The Mother of All PerformancesComment on this story
When you’re staging a classic from the past like Zakes Mda’s The Mother of All Eating, which is running at The Market from tomorrow, there are many questions that swirl about.
“It’s evolved from where we started,” says director Makhaola Siyanda Ndebele.
Even though it was first presented in Lesotho (where the story is set) in 1992, he felt that as it stood, they didn’t want to tamper with the script. It deals with issues South Africans still experience every day, such as betrayal by those in power and the horrific neglect of disadvantaged communities.
What he did want to play with was the concept of a one-man satire. Telling the story and exploring the culture of corruption, known as “eating”, Ndebele felt he would like to tell the story with two actors in the role of the central (and only) character called The Man. He is the principal secretary to a government minister and is described as corrupt to the core. He has enriched himself and is the main figure implicated in a recent government tender gone wrong. It comes back to haunt him, which results in his extravagant lifestyle coming to an abrupt end.
“I was looking at different ways of telling the story,” says the director, and once he started casting he found complementary actors rather than two who might be imitating one another. That’s when the idea started to morph into the character growing different heads, in a sense. It might be one man, but the excess is multiplying – it has tentacles.
It is precisely that which Mda wanted to expose: the greed, the destructive mindsets and the tragic effects that accompany corruption.
And the duo on stage, Jerry Mntonga and Mpho Osei-Tutu, with pianist Bernett Mulungo, are having fun with their idea. “I’ve never had such a long time just to play around,” says Osei-Tutu.
As he and Mntonga had to find one another’s rhythms, they needed the time. It’s not simply that they are playing one man, it’s about checking into one another’s head space.
Also adding to the idea of exaggeration are the mirrors used as part of the set. Not only will The Man constantly look and play with his own image, the audience will also see themselves reflected while watching this exposition of greed.
Still piling on the layers, there’s also the piano man Mulungo, who studied theatre composition and knows that what he is trying to do here might be harking back to something familiar, but is new in a theatrical sense.

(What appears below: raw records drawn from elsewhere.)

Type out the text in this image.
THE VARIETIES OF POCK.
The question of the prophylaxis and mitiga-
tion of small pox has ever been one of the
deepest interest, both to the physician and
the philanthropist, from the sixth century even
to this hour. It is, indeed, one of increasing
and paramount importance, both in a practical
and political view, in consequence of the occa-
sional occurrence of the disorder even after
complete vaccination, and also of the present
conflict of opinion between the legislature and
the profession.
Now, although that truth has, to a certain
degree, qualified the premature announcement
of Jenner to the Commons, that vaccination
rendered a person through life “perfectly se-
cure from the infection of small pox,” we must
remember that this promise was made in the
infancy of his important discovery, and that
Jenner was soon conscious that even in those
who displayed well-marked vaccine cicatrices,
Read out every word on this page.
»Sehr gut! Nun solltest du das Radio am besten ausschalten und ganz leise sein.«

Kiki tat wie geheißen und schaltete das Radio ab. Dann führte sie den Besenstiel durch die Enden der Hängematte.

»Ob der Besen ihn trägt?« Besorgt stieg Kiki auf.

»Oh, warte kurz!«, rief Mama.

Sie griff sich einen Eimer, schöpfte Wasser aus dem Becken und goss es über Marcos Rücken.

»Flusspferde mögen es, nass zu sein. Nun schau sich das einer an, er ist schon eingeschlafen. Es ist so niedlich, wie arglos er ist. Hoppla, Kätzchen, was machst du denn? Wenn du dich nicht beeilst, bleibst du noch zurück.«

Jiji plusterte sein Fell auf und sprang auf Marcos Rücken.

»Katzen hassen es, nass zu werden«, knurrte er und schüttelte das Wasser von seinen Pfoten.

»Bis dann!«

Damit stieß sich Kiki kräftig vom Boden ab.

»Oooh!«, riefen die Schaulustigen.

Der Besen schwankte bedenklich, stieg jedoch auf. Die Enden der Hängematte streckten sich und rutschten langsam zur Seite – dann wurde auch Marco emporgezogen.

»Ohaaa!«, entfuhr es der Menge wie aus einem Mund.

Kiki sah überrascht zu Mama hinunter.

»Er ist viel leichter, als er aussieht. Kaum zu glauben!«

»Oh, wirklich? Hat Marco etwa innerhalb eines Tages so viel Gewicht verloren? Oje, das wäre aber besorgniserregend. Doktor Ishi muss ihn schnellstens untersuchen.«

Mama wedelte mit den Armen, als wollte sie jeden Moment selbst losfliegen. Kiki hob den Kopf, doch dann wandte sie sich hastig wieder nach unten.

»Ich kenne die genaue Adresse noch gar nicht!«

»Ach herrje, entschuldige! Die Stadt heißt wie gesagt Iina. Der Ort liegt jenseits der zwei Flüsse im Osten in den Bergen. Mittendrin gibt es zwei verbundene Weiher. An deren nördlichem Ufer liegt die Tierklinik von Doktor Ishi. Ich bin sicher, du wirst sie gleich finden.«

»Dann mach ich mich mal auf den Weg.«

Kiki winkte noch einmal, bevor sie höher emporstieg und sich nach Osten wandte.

“It is almost like another voice,” he says. But he also supplies all the sounds like the telephone ringing, and catches the atmosphere as tempers rise or when there’s someone at the door.
It reminds you a bit of the silent movie treatment with the pianist sitting in front of the screen while interpreting the action and the words with music.
He uses classical and jazz music to create the effects and is excited about what he hopes to achieve.
“It is a new voice,” concedes Mulungo. But that also allows for improvisation in the whole scenario as he writes his own story and further establishes the power of music in the South African storytelling context.
“It’s all about image,” says Ndebele, and that’s what he’s hoping to drive home. How everything looks, what car you drive, the watch you wear, where you live and the impact of all this jewellery on others.
“We are a society where bling matters,” he says.
He’s assisted by Gaosi Raditholo, and she’s the one who’s checking the concept of the characters and that they work.
“It’s one person, but he’s multi-dimensional,” she explains.
It’s not that we’re seeing two different sides, rather you’re given an exaggerated version of The Man who is almost drowning in his excesses.”
The Mother of All Eating was first performed at the Sechaba Hall of the Victoria Hotel in Maseru, Lesotho, in 1992. It enjoyed great popularity there, and subsequently toured Europe. In 2010, the play was produced for a new generation at the Drama for Life South African Theatre Season, with the theme Honouring the Archive: Theatre, Memory and Social Justice. It then travelled to the Maitisong Theatre Festival in Botswana and to Lesotho, where it was again warmly received. In 2012, it was staged at the Arts Alive International Festival in Joburg.
These are young voices reinterpreting an established work and that’s what makes it exciting. They’re looking at the work from a fresh vantage point and from a place that views the world in a different way than when it was written. And in a time of excessive greed – worldwide – there are few who aren’t influenced and have something to say about how it affects their lives.
Once again, The Market has got the timing right.
• The Mother of All Eating opens tomorrow and runs until June 1 in the Barney Simon Theatre at Joburg’s Market.